(La Nouvelle République) – Depuis le 21 octobre 2025, la capitale togolaise, Lomé, abrite une importante rencontre régionale sur la gestion et la délimitation des espaces maritimes africains, à l’initiative de la Commission de l’Union africaine (UA). Cette réunion de quatre jours réunit des experts en droit maritime, des représentants d’États africains ainsi que des partenaires internationaux engagés dans la gouvernance des zones côtières et océaniques du continent.
Un cadre pour une meilleure gouvernance maritime en Afrique
Les discussions portent sur l’élaboration d’un document de référence continental qui guidera les pays africains dans la délimitation de leurs frontières maritimes conformément au droit international de la mer. Ce guide intégrera les meilleures pratiques régionales et internationales, tout en proposant des outils concrets pour résoudre et prévenir les conflits frontaliers maritimes.
Des échanges axés sur la durabilité et la coopération régionale
L’initiative de Lomé s’inscrit dans une vision de coopération et de durabilité. Les participants s’accordent sur la nécessité d’une gestion concertée des ressources marines, d’une prévention des tensions frontalières et d’une exploitation équilibrée des richesses océaniques. L’objectif : faire de la gouvernance maritime un levier de développement économique durable pour l’Afrique.
Le Togo plaide pour une approche inclusive et pragmatique
Au nom du gouvernement togolais, le Secrétaire général du gouvernement, Stanislas Baba, a souligné l’importance d’une approche commune face à la pression croissante sur les zones côtières.
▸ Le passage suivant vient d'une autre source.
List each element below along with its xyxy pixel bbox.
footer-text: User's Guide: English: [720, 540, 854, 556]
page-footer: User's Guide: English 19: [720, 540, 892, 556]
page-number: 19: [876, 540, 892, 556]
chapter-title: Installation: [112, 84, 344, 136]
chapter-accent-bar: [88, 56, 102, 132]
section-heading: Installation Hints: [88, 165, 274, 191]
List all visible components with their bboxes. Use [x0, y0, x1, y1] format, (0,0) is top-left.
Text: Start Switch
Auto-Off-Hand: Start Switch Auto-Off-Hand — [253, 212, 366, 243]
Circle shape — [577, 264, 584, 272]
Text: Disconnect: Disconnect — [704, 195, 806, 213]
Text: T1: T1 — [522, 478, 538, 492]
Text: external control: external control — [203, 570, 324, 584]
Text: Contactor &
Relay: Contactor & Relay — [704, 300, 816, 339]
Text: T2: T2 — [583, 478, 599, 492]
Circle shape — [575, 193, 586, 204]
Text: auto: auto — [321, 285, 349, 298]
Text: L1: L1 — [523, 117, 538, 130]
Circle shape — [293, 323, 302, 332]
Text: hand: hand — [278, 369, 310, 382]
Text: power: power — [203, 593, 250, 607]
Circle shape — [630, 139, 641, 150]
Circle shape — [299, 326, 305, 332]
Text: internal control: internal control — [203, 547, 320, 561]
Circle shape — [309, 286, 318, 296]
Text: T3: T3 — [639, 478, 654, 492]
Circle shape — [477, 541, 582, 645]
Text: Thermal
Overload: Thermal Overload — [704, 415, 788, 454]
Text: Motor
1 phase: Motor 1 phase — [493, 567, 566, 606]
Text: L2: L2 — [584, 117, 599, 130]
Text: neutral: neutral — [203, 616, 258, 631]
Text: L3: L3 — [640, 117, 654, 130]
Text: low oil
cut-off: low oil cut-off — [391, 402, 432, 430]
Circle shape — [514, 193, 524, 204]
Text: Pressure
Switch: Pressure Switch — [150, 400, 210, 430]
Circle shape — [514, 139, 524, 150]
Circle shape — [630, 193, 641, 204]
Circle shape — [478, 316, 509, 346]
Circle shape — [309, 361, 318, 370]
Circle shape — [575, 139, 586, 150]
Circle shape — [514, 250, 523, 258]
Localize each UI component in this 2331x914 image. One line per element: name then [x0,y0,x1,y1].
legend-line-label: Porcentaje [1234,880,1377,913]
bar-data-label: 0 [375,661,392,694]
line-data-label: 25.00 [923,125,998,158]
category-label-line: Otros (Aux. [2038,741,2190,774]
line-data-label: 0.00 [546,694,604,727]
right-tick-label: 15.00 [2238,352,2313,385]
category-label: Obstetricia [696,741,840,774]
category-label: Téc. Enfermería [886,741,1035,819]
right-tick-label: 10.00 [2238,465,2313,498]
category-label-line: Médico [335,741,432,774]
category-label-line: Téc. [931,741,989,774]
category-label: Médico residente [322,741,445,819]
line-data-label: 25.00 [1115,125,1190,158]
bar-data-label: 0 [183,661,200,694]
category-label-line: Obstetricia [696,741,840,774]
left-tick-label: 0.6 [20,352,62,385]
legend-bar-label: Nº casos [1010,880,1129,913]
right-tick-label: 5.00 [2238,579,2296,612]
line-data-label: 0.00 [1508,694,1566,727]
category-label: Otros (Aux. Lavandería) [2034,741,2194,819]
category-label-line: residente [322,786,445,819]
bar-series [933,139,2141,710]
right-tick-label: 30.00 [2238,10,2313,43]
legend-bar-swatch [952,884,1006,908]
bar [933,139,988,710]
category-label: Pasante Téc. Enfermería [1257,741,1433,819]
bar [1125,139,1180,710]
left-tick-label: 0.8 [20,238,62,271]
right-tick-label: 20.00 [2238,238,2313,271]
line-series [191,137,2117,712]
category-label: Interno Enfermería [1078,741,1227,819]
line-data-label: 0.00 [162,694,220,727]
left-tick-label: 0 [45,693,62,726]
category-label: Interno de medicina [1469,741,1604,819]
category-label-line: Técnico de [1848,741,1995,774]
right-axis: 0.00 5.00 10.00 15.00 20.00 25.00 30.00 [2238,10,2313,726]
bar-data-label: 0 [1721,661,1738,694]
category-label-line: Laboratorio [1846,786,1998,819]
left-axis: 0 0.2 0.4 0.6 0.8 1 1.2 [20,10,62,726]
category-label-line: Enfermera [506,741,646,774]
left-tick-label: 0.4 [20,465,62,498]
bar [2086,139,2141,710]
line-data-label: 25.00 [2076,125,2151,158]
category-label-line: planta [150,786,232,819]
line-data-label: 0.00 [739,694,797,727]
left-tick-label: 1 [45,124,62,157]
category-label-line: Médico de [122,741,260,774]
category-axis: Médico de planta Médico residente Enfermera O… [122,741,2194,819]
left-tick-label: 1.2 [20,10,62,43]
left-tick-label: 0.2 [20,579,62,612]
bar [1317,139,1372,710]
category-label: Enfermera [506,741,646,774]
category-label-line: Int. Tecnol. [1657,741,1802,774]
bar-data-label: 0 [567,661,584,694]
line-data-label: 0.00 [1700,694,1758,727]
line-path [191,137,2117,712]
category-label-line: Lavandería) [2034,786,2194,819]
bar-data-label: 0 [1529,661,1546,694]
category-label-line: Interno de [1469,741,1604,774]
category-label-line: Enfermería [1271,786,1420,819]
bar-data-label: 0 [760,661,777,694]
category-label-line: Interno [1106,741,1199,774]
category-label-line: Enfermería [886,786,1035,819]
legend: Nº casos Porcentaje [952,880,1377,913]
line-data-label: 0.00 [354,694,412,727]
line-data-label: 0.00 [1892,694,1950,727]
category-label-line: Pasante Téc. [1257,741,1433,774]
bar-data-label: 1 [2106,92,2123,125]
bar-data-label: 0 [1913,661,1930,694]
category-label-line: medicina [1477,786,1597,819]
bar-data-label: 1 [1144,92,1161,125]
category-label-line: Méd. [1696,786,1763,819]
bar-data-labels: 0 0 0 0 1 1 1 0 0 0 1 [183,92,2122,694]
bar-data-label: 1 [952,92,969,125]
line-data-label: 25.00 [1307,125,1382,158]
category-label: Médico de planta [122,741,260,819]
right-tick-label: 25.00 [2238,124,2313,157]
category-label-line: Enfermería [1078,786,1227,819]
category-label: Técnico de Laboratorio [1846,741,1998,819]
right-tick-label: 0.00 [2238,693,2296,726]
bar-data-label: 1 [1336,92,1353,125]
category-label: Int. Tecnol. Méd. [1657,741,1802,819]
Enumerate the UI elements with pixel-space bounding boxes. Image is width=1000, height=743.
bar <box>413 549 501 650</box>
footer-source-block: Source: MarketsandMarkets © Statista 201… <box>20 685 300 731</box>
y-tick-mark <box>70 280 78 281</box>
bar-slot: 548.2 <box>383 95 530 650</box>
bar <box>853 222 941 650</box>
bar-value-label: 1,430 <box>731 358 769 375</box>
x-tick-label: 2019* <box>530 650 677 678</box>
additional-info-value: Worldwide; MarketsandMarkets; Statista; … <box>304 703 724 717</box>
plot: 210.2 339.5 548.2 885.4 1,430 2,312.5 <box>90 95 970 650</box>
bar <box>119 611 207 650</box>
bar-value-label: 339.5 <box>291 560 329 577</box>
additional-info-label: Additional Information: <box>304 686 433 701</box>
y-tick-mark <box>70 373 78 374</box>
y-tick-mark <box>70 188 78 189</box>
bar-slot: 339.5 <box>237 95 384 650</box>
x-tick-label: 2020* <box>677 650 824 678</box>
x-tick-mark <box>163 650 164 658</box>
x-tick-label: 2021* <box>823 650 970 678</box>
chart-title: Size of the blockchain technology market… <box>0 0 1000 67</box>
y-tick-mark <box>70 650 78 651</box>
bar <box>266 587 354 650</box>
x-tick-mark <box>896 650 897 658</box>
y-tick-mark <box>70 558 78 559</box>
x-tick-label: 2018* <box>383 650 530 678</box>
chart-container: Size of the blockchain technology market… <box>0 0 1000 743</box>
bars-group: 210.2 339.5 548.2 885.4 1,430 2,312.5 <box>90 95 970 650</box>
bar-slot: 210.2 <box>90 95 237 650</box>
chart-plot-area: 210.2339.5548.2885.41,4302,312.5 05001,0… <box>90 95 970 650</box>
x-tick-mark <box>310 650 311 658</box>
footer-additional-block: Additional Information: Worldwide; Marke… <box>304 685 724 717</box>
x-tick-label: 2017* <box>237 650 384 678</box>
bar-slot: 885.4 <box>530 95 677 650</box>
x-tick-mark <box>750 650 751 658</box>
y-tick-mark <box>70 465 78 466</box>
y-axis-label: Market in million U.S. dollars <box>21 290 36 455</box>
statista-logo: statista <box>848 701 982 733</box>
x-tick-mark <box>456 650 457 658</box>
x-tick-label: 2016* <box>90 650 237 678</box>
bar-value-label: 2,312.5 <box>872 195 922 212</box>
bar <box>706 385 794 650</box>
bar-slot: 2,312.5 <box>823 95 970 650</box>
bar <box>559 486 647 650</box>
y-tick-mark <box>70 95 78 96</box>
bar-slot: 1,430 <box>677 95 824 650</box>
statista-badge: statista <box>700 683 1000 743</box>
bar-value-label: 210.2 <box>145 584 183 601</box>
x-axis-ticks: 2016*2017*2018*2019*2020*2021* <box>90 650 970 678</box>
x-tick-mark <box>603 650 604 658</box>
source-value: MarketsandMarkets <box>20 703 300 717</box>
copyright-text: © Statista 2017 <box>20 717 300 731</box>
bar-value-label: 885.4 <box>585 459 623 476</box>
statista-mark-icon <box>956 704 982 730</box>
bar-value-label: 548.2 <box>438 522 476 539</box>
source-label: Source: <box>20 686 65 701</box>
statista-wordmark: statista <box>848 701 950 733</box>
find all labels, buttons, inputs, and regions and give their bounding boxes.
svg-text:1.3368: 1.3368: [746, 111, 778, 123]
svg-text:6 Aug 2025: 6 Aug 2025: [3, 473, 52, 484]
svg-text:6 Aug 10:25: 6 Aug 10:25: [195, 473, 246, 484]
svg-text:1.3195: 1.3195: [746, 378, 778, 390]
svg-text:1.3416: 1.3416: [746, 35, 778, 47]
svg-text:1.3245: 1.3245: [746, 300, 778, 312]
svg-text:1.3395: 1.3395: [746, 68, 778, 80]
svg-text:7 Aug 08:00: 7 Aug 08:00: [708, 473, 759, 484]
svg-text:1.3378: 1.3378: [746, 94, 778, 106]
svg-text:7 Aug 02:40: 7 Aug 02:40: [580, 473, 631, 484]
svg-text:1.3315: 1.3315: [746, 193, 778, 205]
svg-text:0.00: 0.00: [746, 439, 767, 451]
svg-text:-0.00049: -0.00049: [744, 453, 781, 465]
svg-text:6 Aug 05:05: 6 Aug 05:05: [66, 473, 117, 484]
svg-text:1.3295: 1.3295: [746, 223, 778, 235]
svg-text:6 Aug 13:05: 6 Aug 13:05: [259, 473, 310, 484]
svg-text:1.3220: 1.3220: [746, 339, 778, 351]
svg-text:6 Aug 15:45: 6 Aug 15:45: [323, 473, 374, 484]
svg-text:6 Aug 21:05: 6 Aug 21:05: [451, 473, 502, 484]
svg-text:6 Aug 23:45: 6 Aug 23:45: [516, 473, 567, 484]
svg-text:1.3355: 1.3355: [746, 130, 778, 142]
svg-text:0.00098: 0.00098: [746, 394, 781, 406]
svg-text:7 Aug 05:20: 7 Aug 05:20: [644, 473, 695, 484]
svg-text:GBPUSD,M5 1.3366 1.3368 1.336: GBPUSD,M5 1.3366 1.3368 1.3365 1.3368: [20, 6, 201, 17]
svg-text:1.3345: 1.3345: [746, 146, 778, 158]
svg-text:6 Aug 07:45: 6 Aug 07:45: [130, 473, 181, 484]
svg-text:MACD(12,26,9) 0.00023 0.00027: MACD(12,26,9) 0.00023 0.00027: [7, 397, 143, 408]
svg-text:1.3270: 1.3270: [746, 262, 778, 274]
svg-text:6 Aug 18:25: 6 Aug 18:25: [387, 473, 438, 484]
Il a insisté sur la coopération entre États, institutions et partenaires techniques pour élaborer un cadre adapté aux réalités africaines et capable d’offrir des solutions durables aux défis maritimes.
Vers une gouvernance maritime intégrée pour l’Afrique
Cette rencontre illustre le rôle croissant du Togo comme plateforme de concertation régionale sur les enjeux environnementaux et maritimes. En accueillant cette initiative, Lomé confirme sa position de hub africain du dialogue maritime, au service d’un continent tourné vers la gestion durable de ses ressources océaniques et la préservation de son patrimoine marin.